Resultado de imagem para Maryluz Barragán González - ColômbiaJohn Jak Becerra Palacios nasceu no departamento de Chocó, na Colômbia, uma região de maioria afro, mas iniciou sua vida profissional em Bogotá, onde viveu a maior parte de sua vida. É pai de dois filhos e chefe de família. John lutou durante sete anos para que a justiça reconhecesse que foi discriminado por ser afrodescendente numa empresa colombiana onde trabalhava como assistente de depósito. Em outubro de 2011, denunciou pela primeira vez os abusos de seus colegas, mas a empresa não só ignorou seu pedido de refrear a situação, como em várias ocasiões manifestou que se tratavam de situações que provinham de sua imaginação e decidiu despedi-lo sem justa causa.
A partir desse momento, começou uma via-crúcis perante instâncias público-administrativas, especialmente o Ministério do Trabalho e a autoridade penal, mas nenhuma instituição resolveu seu caso nem garantiu seu direito de não ser discriminado. Em 2016, John Becerra apresentou uma nova ação judicial constitucional com o objetivo de obter a proteção de vários direitos fundamentais violados por seu empregador, pelo Ministério de Trabalho e pela autoridade penal. O ministério demorara mais de três anos para se manifestar de modo desfavorável a sua queixa de assédio no trabalho; por sua vez, a autoridade penal nunca respondera a sua denúncia por delito de discriminação racial.

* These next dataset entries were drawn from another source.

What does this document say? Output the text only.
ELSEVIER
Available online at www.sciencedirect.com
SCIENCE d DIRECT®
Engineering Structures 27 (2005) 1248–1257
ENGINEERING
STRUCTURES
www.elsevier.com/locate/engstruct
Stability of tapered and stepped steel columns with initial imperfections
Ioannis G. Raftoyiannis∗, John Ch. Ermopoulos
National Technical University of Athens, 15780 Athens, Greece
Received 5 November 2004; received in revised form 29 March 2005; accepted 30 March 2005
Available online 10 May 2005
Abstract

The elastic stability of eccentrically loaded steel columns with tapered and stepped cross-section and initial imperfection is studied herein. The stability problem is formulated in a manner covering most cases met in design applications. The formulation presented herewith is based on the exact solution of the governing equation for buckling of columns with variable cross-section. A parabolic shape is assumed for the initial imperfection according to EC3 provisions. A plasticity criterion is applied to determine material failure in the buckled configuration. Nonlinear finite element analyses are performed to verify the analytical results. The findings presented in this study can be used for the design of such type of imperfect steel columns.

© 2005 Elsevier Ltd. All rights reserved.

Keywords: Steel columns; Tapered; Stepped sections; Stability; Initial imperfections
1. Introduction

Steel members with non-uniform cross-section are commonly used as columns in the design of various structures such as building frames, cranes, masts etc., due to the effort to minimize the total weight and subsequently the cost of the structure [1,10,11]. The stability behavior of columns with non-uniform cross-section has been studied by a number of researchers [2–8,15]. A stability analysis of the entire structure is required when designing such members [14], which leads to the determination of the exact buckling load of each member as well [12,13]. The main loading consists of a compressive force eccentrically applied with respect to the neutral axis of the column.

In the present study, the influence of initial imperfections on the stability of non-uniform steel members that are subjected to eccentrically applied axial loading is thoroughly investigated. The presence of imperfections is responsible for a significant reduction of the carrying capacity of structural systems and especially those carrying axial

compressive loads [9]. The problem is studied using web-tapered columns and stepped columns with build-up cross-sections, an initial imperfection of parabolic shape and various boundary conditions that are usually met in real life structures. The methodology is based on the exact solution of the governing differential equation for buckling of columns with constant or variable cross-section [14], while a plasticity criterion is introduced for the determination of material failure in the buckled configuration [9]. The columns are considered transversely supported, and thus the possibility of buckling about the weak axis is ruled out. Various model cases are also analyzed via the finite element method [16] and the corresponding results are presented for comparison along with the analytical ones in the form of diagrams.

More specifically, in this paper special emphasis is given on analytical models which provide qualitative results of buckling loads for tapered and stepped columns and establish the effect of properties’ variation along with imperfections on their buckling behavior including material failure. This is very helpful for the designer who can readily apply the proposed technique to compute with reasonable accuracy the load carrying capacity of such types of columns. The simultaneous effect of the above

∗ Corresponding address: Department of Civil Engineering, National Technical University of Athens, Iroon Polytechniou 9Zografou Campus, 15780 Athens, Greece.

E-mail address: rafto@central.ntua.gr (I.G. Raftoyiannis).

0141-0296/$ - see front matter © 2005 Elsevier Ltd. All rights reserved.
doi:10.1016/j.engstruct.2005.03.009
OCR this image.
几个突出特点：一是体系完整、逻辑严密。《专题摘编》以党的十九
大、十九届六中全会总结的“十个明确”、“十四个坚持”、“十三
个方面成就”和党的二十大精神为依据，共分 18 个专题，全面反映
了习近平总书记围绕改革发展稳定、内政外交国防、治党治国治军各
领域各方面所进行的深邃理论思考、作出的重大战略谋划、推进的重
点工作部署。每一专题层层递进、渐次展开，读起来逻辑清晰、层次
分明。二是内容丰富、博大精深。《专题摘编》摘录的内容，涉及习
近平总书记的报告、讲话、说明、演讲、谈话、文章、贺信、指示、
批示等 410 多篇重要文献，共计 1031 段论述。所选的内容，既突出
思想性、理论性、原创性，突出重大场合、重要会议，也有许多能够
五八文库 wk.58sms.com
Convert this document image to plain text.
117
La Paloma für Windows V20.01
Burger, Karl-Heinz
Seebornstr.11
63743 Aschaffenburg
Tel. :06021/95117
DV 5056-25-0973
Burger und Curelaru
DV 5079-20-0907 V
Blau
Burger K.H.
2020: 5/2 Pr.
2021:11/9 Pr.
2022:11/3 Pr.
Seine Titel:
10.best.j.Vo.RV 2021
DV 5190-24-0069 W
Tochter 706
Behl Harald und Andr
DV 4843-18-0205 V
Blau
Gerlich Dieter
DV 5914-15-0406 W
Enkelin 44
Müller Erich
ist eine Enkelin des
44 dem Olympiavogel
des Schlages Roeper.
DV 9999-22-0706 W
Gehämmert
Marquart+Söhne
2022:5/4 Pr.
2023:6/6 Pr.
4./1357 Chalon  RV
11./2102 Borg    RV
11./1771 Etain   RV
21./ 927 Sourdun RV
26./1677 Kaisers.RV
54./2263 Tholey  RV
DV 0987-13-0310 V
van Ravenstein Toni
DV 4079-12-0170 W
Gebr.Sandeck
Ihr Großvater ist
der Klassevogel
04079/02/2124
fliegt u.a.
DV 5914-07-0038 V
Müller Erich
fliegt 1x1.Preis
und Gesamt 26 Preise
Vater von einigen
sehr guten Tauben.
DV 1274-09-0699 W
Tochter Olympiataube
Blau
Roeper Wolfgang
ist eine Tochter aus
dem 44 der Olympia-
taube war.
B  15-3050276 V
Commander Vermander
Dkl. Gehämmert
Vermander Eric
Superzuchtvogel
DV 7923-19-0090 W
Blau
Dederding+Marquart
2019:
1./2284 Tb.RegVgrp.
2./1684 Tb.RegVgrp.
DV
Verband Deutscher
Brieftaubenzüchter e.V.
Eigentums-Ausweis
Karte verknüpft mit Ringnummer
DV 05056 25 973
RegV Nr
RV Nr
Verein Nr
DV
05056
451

Para o litigio constitucional, John contou com o apoio do Dejusticia,1 que denunciou à Corte Constitucional da Colômbia a ineficácia dos procedimentos administrativos judiciais utilizados para tratar dos casos de discriminação no trabalho por motivos raciais. Embora o Dejusticia não costume promover processos judiciais particulares, o caso de John representava uma oportunidade de avanço na proteção dos direitos trabalhistas da população afro. No início de 2016, tomou a decisão de apoiar judicialmente o caso por reunir elementos empíricos que refletiam vários estudos que a organização havia feito a respeito de discriminação no trabalho baseada em raça.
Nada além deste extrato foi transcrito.